Pas au cinéma, en tout cas. Nulle trace de sang sur les murs. La salle ouvre ses portes chaque soir vers 19 h. 30. Il s'y trouve toujours quelqu'un de cette heure jusqu'à celle de la fermeture. Le jeudi et le dimanche, jours de matinée, l'établissement ouvre à 13 heures, mais il est encore gardé. Un seul point sur lequel il n'y ait aucun doute possible : l'assassin, pour avoir ainsi caché les restes de sa victime, connaissait parfaitement les aîtres.
Mais comment a-t-il pénétré dans le cinéma qui, les jours où on ne joue pas, est fermé par de lourdes grilles cadenassées ?

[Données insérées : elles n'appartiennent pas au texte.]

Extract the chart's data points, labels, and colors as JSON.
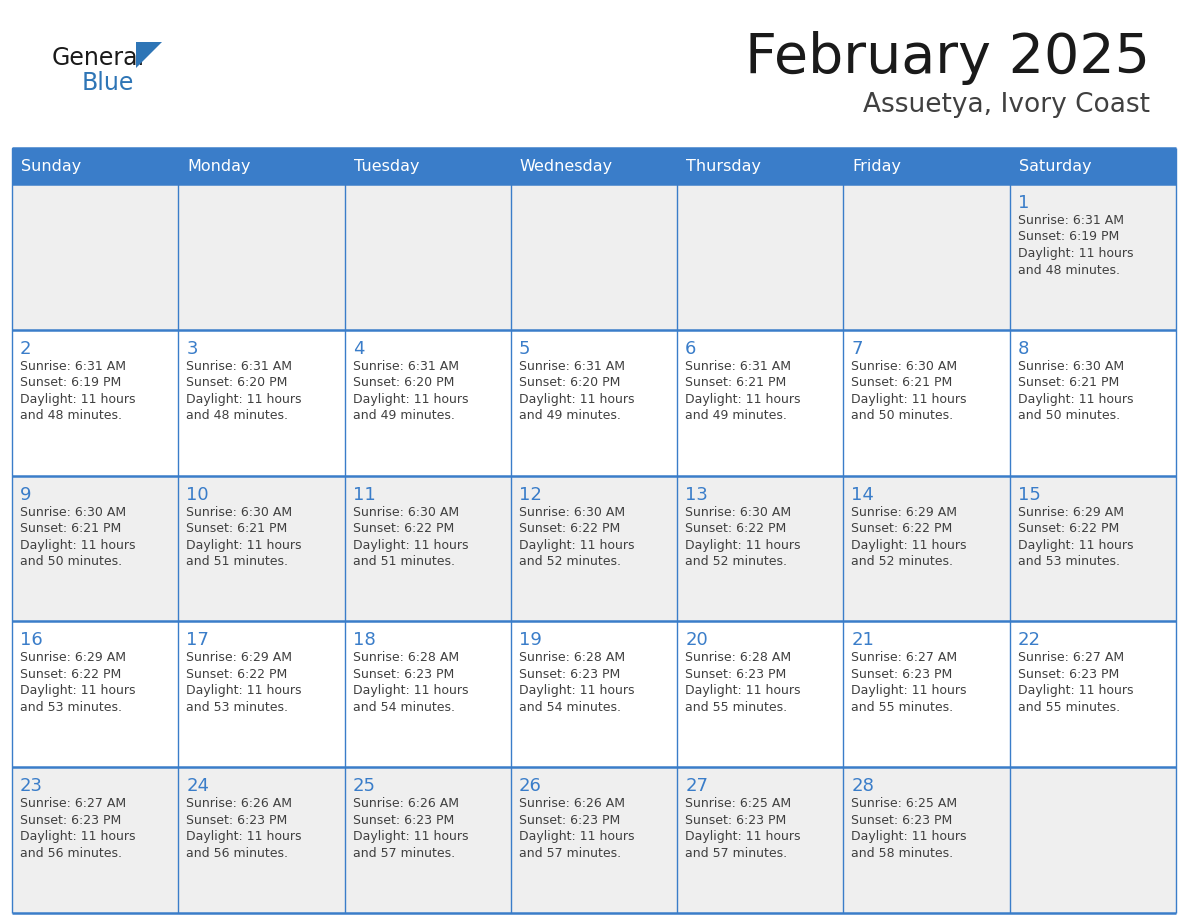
{
  "title": "February 2025",
  "subtitle": "Assuetya, Ivory Coast",
  "days_of_week": [
    "Sunday",
    "Monday",
    "Tuesday",
    "Wednesday",
    "Thursday",
    "Friday",
    "Saturday"
  ],
  "header_bg": "#3A7DC9",
  "header_text": "#FFFFFF",
  "cell_bg_white": "#FFFFFF",
  "cell_bg_gray": "#EFEFEF",
  "border_color": "#3A7DC9",
  "day_num_color": "#3A7DC9",
  "cell_text_color": "#404040",
  "title_color": "#1a1a1a",
  "subtitle_color": "#404040",
  "logo_general_color": "#1a1a1a",
  "logo_blue_color": "#2E75B6",
  "calendar": [
    [
      null,
      null,
      null,
      null,
      null,
      null,
      1
    ],
    [
      2,
      3,
      4,
      5,
      6,
      7,
      8
    ],
    [
      9,
      10,
      11,
      12,
      13,
      14,
      15
    ],
    [
      16,
      17,
      18,
      19,
      20,
      21,
      22
    ],
    [
      23,
      24,
      25,
      26,
      27,
      28,
      null
    ]
  ],
  "row_bg": [
    "#EFEFEF",
    "#FFFFFF",
    "#EFEFEF",
    "#FFFFFF",
    "#EFEFEF"
  ],
  "cell_data": {
    "1": {
      "sunrise": "6:31 AM",
      "sunset": "6:19 PM",
      "daylight": "11 hours and 48 minutes."
    },
    "2": {
      "sunrise": "6:31 AM",
      "sunset": "6:19 PM",
      "daylight": "11 hours and 48 minutes."
    },
    "3": {
      "sunrise": "6:31 AM",
      "sunset": "6:20 PM",
      "daylight": "11 hours and 48 minutes."
    },
    "4": {
      "sunrise": "6:31 AM",
      "sunset": "6:20 PM",
      "daylight": "11 hours and 49 minutes."
    },
    "5": {
      "sunrise": "6:31 AM",
      "sunset": "6:20 PM",
      "daylight": "11 hours and 49 minutes."
    },
    "6": {
      "sunrise": "6:31 AM",
      "sunset": "6:21 PM",
      "daylight": "11 hours and 49 minutes."
    },
    "7": {
      "sunrise": "6:30 AM",
      "sunset": "6:21 PM",
      "daylight": "11 hours and 50 minutes."
    },
    "8": {
      "sunrise": "6:30 AM",
      "sunset": "6:21 PM",
      "daylight": "11 hours and 50 minutes."
    },
    "9": {
      "sunrise": "6:30 AM",
      "sunset": "6:21 PM",
      "daylight": "11 hours and 50 minutes."
    },
    "10": {
      "sunrise": "6:30 AM",
      "sunset": "6:21 PM",
      "daylight": "11 hours and 51 minutes."
    },
    "11": {
      "sunrise": "6:30 AM",
      "sunset": "6:22 PM",
      "daylight": "11 hours and 51 minutes."
    },
    "12": {
      "sunrise": "6:30 AM",
      "sunset": "6:22 PM",
      "daylight": "11 hours and 52 minutes."
    },
    "13": {
      "sunrise": "6:30 AM",
      "sunset": "6:22 PM",
      "daylight": "11 hours and 52 minutes."
    },
    "14": {
      "sunrise": "6:29 AM",
      "sunset": "6:22 PM",
      "daylight": "11 hours and 52 minutes."
    },
    "15": {
      "sunrise": "6:29 AM",
      "sunset": "6:22 PM",
      "daylight": "11 hours and 53 minutes."
    },
    "16": {
      "sunrise": "6:29 AM",
      "sunset": "6:22 PM",
      "daylight": "11 hours and 53 minutes."
    },
    "17": {
      "sunrise": "6:29 AM",
      "sunset": "6:22 PM",
      "daylight": "11 hours and 53 minutes."
    },
    "18": {
      "sunrise": "6:28 AM",
      "sunset": "6:23 PM",
      "daylight": "11 hours and 54 minutes."
    },
    "19": {
      "sunrise": "6:28 AM",
      "sunset": "6:23 PM",
      "daylight": "11 hours and 54 minutes."
    },
    "20": {
      "sunrise": "6:28 AM",
      "sunset": "6:23 PM",
      "daylight": "11 hours and 55 minutes."
    },
    "21": {
      "sunrise": "6:27 AM",
      "sunset": "6:23 PM",
      "daylight": "11 hours and 55 minutes."
    },
    "22": {
      "sunrise": "6:27 AM",
      "sunset": "6:23 PM",
      "daylight": "11 hours and 55 minutes."
    },
    "23": {
      "sunrise": "6:27 AM",
      "sunset": "6:23 PM",
      "daylight": "11 hours and 56 minutes."
    },
    "24": {
      "sunrise": "6:26 AM",
      "sunset": "6:23 PM",
      "daylight": "11 hours and 56 minutes."
    },
    "25": {
      "sunrise": "6:26 AM",
      "sunset": "6:23 PM",
      "daylight": "11 hours and 57 minutes."
    },
    "26": {
      "sunrise": "6:26 AM",
      "sunset": "6:23 PM",
      "daylight": "11 hours and 57 minutes."
    },
    "27": {
      "sunrise": "6:25 AM",
      "sunset": "6:23 PM",
      "daylight": "11 hours and 57 minutes."
    },
    "28": {
      "sunrise": "6:25 AM",
      "sunset": "6:23 PM",
      "daylight": "11 hours and 58 minutes."
    }
  }
}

La clef de ces grilles est à double exemplaire : l'un est réservé à l'opérateur; l'autre, déposé chez un ami du directeur, M. D., restaurateur, 172, avenue d'Italie, reste enfermé dans sa caisse et n'est confié qu'aux nettoyeurs, Mme Philippot et son fils ou à MM. Thiéry ou Cuvillier.
Les musiciens, une pianiste, et, par intermittence, un violoniste, instituteur dans une école voisine, ne viennent que le soir, ainsi que la caissière. Aucun d'eux ne sait rien ni n'a rien vu.
Tel demeure le problème à résoudre.
Aucun indice, aucune trace. Un moment, hier, on avait orienté les recherches du côté d'un excentrique bien connu dans le quartier ; ces recherches jusqu'à maintenant n'ont rien apporté et le mystère reste entier.
Puisse-t-on bientôt retrouver le misérable qui, comme un fauve, déchiqueta le corps de' la pauvre gamine. Ce second Soleilland, on en conviendra, ne méritera guère de pitié.